Le village ghanéen sur pilotis de Nzulezo compte environ 500 habitants, avec des infrastructures élémentaires : une école primaire, une église, un bar, parfois une maison d’accueil.

L’école, récemment rénovée après des dommages liés aux inondations, abrite quatre classes pour quelque 81 élèves. Cependant, les enseignants sont souvent réticents à rester, notamment parce qu’ils ne savent pas nager et redoutent les déplacements en canoë, les tempêtes ou les glissements de structures.

La structure locale de promotion touristique (Projet de tourisme communautaire de Nzulezo) ouvre des possibilités de visites, de balades en canoë, d’observation des oiseaux et d’interactions humaines, dans un cadre respectueux de l’environnement.
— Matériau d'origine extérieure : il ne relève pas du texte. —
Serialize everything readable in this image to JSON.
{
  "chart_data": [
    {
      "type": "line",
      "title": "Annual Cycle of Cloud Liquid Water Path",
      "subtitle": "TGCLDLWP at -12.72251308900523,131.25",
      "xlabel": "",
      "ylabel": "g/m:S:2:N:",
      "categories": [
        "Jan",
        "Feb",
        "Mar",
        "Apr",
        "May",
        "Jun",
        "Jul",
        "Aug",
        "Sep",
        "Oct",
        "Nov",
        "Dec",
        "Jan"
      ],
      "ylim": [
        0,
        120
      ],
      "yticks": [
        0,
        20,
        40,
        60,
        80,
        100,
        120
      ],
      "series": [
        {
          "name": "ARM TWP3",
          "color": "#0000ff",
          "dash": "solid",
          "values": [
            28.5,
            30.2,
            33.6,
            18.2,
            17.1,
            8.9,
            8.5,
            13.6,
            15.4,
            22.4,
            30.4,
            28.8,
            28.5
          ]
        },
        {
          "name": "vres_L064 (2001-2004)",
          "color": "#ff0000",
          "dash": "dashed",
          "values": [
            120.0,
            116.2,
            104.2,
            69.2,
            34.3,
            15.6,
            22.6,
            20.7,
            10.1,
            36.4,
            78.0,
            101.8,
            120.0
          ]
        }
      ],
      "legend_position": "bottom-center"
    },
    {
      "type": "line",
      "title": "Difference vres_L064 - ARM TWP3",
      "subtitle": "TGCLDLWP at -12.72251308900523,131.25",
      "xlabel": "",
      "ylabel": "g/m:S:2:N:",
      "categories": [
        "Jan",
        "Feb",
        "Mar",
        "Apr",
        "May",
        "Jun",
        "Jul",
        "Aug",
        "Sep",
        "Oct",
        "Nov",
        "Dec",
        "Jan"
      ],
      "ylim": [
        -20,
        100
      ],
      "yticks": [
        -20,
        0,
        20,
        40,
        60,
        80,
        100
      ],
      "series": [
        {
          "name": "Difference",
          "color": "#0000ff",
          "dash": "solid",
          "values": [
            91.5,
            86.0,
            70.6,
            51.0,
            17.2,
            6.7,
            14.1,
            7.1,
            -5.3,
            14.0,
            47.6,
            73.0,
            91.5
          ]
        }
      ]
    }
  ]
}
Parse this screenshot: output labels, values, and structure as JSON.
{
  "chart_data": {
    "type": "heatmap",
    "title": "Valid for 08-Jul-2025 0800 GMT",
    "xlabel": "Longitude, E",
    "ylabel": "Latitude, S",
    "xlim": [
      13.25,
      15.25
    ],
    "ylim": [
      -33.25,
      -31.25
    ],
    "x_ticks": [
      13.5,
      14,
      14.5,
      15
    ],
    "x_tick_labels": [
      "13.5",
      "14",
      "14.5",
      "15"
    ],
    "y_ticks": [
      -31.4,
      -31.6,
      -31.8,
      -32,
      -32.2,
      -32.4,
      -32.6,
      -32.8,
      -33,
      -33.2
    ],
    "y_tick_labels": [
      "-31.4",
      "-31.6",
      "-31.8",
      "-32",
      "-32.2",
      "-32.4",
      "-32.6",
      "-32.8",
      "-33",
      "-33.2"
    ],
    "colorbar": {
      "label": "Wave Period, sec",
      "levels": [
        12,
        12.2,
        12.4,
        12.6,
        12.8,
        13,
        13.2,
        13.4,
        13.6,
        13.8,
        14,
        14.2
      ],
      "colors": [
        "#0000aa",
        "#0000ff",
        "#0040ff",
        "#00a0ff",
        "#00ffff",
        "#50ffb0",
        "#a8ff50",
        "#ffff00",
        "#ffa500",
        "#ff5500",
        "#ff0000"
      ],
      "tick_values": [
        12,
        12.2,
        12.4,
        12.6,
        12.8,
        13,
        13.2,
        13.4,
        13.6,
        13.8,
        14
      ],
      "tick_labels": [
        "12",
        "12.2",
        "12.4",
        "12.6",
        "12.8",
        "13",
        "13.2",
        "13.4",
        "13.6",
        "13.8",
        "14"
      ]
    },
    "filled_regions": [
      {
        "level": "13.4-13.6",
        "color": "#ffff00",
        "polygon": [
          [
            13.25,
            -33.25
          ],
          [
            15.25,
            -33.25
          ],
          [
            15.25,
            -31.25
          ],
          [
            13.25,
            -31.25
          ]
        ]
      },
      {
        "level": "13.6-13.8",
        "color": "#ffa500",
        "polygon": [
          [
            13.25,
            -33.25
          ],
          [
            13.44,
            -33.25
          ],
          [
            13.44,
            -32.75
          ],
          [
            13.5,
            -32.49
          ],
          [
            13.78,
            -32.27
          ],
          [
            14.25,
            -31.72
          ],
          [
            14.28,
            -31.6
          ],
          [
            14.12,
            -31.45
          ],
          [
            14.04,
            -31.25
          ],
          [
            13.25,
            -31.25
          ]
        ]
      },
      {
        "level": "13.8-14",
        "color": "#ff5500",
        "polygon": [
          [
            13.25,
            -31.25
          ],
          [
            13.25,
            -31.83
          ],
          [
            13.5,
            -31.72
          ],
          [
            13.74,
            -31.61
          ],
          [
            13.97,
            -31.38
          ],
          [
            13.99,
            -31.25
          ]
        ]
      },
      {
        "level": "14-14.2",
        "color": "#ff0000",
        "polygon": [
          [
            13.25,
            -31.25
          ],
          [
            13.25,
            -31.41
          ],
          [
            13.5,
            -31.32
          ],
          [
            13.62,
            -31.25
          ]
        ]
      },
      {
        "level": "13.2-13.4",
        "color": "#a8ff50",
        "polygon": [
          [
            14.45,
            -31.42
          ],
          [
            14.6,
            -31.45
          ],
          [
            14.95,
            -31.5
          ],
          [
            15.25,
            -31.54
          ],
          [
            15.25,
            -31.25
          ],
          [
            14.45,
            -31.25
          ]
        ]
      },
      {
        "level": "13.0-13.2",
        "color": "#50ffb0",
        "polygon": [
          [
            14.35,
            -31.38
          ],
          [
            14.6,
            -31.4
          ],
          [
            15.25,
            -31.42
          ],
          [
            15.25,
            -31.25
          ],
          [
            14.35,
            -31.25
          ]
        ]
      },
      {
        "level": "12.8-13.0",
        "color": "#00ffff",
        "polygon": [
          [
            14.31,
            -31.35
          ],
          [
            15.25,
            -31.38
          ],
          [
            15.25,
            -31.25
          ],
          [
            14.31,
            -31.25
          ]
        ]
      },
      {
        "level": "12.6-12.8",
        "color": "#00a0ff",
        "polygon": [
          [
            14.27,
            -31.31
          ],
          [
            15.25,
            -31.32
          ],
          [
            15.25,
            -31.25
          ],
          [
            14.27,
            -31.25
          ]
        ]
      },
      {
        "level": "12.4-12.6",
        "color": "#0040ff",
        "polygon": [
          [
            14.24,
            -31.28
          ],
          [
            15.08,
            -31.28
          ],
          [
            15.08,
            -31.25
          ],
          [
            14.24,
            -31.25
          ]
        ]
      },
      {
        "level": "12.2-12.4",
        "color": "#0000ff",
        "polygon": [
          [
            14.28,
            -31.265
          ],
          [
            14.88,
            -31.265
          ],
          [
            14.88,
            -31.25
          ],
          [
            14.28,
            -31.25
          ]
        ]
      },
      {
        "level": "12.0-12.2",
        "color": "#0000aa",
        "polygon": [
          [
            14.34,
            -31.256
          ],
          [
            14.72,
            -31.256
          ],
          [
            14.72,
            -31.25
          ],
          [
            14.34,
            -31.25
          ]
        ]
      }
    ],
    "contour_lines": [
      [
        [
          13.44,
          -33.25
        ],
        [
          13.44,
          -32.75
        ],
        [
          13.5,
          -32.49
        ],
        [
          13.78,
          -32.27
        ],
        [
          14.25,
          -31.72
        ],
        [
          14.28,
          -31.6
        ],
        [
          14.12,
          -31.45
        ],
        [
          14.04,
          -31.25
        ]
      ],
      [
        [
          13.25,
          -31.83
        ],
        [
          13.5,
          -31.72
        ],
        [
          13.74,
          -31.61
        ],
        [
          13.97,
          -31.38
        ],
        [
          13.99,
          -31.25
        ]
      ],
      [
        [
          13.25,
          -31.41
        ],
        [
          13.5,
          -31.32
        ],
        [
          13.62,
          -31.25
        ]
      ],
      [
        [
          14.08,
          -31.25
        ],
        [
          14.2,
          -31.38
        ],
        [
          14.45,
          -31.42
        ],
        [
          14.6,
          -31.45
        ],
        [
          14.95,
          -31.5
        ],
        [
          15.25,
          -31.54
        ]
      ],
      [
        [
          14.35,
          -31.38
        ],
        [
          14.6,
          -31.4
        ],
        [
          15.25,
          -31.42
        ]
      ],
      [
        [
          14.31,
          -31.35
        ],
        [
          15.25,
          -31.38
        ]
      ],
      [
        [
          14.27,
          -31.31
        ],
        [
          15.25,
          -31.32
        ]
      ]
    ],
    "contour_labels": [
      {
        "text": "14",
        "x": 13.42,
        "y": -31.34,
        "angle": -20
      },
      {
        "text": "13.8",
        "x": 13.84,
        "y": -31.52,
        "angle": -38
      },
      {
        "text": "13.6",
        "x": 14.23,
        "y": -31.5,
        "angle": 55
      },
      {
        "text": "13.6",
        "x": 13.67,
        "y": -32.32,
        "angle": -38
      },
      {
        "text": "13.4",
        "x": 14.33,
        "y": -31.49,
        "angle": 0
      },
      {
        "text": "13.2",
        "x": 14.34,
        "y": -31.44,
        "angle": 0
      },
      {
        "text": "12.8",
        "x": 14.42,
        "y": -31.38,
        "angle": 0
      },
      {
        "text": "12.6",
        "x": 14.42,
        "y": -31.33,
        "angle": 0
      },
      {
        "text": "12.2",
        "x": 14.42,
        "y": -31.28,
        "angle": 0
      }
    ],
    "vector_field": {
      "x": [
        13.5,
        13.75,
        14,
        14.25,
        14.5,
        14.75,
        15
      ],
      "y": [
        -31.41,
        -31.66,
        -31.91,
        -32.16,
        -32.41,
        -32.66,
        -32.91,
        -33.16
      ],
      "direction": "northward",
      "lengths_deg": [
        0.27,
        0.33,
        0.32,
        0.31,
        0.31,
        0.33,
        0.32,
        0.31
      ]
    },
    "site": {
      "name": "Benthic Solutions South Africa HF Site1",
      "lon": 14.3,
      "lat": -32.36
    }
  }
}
Le tourisme sert aussi au financement de services (éducation, conservation), et contribue à l’amélioration des infrastructures. Un programme éducatif, des bourses ainsi que des actions pour renforcer les capacités des artisans et professionnels du tourisme sont en cours.

Comparée à d’autres architectures vernaculaires africaines, Nzulezo illustre la capacité d’adaptation climatique propre aux architectures autochtones du Ghana, avec l’emploi de bois, de palmes, de formes verticales conçues pour l’intégration environnementale. À l’inverse des constructions en banco ou en adobe, Nzulezo privilégie une architecture légère, surélevée, mobile et évolutive.

Nzulezo est un exemple d’architecture vernaculaire qui allie ingénierie, matériaux locaux et pratiques sociales ancestrales. En offrant un environnement bâti respectueux des cycles naturels, il démontre que l’habitat traditionnel peut constituer un modèle pertinent pour le présent et l’avenir. Il incite à repenser la solidarité entre l’homme, le bâti et l’eau – sans artifice, avec rigueur, humilité et savoir.